Interpretative Portraits with Stencils

Professional photographers capture the most important and interesting features of a subject. They use framing and lighting and perspective and lens selection to do all that. Some of those creative aspects of a good photograph also come out in a stencil. In particular, when shadows fall just right, those shadows are gold in the stencil maker.

stencil of boy in tie, painted on tile wall

My favorite portrait stencil is a three-tone stencil painted on a white background. That means I paint the mid-tone and dark layers only. You can sometimes reproduce some of the gradient effects of high-quality photographs using different pressure and different coverage while you’re spraying the stencils.
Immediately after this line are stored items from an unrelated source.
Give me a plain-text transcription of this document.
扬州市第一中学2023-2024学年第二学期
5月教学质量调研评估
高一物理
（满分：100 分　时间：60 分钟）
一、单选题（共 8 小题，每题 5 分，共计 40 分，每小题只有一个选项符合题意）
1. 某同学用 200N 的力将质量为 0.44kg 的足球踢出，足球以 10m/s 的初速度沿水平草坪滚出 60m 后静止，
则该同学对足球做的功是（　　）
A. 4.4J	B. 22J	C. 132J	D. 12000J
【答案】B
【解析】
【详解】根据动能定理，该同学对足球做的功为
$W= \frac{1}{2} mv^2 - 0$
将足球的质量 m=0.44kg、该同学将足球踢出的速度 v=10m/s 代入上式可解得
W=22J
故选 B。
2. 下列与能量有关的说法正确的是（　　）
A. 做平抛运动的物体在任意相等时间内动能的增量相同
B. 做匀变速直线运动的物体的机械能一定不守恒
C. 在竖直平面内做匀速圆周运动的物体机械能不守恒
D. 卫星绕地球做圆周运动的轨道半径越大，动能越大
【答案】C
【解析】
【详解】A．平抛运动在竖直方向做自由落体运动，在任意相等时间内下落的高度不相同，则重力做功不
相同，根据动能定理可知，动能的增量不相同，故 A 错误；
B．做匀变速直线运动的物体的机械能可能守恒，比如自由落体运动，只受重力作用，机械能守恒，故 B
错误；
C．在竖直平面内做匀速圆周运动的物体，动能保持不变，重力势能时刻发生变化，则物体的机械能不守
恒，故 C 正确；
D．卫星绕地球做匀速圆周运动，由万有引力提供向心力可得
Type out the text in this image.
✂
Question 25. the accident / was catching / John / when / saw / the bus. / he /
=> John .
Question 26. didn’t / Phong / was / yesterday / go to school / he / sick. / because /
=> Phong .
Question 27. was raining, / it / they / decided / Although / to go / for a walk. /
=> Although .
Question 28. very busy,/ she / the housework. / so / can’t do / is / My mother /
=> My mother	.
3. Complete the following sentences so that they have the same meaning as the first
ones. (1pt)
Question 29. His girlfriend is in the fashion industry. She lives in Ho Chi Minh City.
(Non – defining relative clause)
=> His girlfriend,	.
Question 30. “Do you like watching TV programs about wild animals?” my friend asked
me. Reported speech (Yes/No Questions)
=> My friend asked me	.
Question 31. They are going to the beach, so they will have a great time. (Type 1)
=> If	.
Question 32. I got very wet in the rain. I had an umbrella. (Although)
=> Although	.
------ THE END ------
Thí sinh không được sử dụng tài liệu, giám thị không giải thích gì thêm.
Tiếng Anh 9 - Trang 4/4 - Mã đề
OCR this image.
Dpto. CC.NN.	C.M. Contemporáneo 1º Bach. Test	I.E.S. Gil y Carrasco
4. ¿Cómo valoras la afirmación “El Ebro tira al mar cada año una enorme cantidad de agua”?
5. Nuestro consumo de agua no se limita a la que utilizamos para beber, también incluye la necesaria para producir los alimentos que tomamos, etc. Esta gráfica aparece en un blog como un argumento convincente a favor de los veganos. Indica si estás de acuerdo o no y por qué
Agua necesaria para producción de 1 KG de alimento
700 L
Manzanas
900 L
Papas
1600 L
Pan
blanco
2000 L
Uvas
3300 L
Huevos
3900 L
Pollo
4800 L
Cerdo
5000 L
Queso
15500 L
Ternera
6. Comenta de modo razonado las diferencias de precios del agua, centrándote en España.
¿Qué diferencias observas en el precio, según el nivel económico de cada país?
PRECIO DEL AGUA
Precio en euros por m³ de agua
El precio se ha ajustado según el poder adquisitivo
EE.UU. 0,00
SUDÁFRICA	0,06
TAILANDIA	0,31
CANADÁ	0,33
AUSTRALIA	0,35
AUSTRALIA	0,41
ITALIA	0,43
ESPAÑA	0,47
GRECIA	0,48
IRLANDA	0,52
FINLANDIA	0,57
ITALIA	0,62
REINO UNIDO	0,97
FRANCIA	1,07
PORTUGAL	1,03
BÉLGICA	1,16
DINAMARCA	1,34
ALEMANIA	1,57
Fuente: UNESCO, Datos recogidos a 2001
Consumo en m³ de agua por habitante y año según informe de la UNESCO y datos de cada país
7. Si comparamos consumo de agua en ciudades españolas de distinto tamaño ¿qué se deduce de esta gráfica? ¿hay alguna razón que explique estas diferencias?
In the video, I observe that the outside ‘rim’ of the subject’s face is darker than the center, so I cover the surface of the mid-tone layer a little more thickly toward the outer edge than at the center. In some cases, you can ‘lose’ an edge of the mid-tone stencil into the white altogether, although the stencil has to be pretty big in order to do this.

With portrait stencils, you want to hit the eyes with the highest coverage for both the mid-tone and dark layers. (So, the mid-tone coverage for the eyes should be almost as dark as the darkest layer.) It’s possible to take this too far, as in the first example the young man has ‘raccoon eyes’ (fixed in second rendering). But you get the point: stronger coverage around the eyes almost always makes the rendering more interesting.

Just like a professional photographer, you can dodge and burn (lighten and darken) areas as you paint. I chose to eliminate the blocky lower edge of the stencil by not painting all the way to the square boundaries of the bottom of the image. I also chose to not block the dark upper boundaries of the dark jacket. Instead, leaving them lighter and softer across the top, as they would be in real life since the shoulders catch the light from above.

Another lesson learned from this rendering: you almost never get it totally right the first time you use the stencil. The raccoon eyes, the extraordinarily dark patch under the chin, would be done differently in a subsequent version.

The images here come from a project in which photographs were taken of the same kids 6.5 years apart.